KMIL
- Cameron, Texas; United States;
- Frequency: 105.1 MHz
- Branding: 105.1 Shooter FM

Programming
- Format: Texas country

Ownership
- Owner: M&M Broadcasters, LTD.

History
- First air date: January 25, 2007
- Former call signs: KHTZ (1999–2004, CP); KNVR (2004–2007);

Technical information
- Licensing authority: FCC
- Facility ID: 84381
- Class: C3
- ERP: 15,000 watts
- HAAT: 100 meters (330 ft)

Links
- Public license information: Public file; LMS;
- Webcast: Listen live
- Website: kmil.com

= KMIL =

KMIL (105.1 FM) is a radio station airing a Texas country music format licensed to Cameron, Texas. It signed on in 1955 as an AM station located at 1330. The station broadcasts local news and local sports. It is owned by M&M Broadcasters, LTD.

The station's current Station Manager and Program Director is Billy Ray.
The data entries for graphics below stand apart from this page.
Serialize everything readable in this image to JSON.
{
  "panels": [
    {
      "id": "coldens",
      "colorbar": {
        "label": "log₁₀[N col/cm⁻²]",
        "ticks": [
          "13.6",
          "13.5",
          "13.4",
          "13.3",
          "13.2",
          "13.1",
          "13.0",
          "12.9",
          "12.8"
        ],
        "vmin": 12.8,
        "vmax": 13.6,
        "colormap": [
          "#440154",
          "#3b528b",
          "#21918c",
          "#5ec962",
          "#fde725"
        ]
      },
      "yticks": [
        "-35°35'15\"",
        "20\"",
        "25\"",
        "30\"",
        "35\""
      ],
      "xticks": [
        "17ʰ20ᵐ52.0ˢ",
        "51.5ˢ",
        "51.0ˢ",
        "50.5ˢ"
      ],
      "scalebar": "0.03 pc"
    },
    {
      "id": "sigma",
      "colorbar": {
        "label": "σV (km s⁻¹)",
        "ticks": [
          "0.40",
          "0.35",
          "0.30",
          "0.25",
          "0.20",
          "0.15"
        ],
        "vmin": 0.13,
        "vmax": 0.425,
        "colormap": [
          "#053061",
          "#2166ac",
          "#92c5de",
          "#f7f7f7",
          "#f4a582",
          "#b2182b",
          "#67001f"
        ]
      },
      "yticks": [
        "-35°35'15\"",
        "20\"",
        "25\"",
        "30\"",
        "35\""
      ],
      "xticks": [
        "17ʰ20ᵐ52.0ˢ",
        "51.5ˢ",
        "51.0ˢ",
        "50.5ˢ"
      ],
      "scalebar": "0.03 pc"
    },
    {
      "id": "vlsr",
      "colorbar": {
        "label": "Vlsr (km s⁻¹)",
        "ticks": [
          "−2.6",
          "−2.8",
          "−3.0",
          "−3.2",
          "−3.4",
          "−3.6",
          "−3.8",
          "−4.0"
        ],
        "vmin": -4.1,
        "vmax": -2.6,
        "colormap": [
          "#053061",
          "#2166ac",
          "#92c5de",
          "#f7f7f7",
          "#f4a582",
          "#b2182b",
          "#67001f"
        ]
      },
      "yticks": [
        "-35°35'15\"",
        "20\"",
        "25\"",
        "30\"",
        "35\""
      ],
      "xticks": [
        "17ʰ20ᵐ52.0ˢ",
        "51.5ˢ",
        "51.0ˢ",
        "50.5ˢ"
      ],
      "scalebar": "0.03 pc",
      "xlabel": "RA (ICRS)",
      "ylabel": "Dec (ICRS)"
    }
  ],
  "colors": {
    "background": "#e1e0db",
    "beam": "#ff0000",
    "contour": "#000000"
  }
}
Billy Ray is also the current morning show host.

Former management and staff include Gene "Unk" Smitherman, Silas Strausberger, Charlie McGregor, Joe Smitherman, Jeff Smitherman, Rob Reed, Chris Austin, Brett Eberhart, Joel Uvalle Jr., Donica Zabcik, Brian Smith, Rachelle Vogelsang, Kathy Pool, Casey Stanislaw, Mike Riggs, Ann Broussard, Robin Cunningham, Al Tag, Janice Corona, James Dickson, Nonito Martinez, Lina Ramon, Joy Reed, Alfred Vrazel, Porter Young, John Galure, Alan Wood, Frank Summers, Will “The Colonel” Sanders, and Rose Mondrik.